Planning for the second launch began this summer, and the team strived to rectify the issues from the previous one, Schurman said. Development continued, culminating with the launch Oct. 1. Another launch is planned for the spring, Belcaster added.
The balloon was supposed to collect many different sorts of information, said Asutosh Swain ’20, who worked on the project. Virtual reality would allow people to view the extended 360-degree footage, and there would also be a temperature and altitude reading.
There are a number of organizations that use high-altitude balloons, Belcaster said. The federal government and various meteorological services take advantage of them, as they give a good reading of the atmosphere while being low-cost and quick to return data.
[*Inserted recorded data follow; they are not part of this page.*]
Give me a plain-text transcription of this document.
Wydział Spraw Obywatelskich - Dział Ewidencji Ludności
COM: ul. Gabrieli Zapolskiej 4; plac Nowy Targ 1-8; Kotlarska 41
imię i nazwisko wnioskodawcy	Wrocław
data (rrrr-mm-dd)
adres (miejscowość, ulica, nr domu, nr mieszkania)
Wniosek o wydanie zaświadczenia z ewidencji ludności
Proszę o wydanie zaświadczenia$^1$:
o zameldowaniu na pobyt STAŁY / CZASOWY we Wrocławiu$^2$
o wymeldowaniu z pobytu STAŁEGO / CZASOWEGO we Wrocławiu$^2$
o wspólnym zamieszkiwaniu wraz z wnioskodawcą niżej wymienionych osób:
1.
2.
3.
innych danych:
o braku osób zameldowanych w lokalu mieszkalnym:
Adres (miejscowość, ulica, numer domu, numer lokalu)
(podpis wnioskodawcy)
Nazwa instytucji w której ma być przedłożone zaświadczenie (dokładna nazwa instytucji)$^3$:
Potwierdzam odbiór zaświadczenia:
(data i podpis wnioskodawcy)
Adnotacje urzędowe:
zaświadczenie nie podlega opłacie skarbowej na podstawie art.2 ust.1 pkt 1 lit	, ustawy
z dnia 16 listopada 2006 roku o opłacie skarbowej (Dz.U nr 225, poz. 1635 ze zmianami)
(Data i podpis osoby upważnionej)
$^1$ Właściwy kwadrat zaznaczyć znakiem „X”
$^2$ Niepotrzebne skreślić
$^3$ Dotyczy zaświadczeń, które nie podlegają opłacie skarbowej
One of the main purposes of the launch was to test technology for future projects. Brown Space Engineering is currently working on a satellite called EQUiSat, which is a 10-centimeter “CubeSat.” Its LED lights will be visible from space, shining as brightly as the North Star, Swain said. It will be launched from the International Space Station in March, Schurman said. He also said that the purpose was to make a satellite that was not costly; indeed, the team is aiming to build the satellite for a total of $5,000.
Another central focus of the launch is to dispel the perception of space as esoteric, Swain said. Many people have the notion that sending technology into space is an expensive and long endeavor, which is not the case, he added. Making space seem more accessible is one of the goals of the balloon project, emphasized by the fact that there were a number of freshman on the “balloon team,” he said.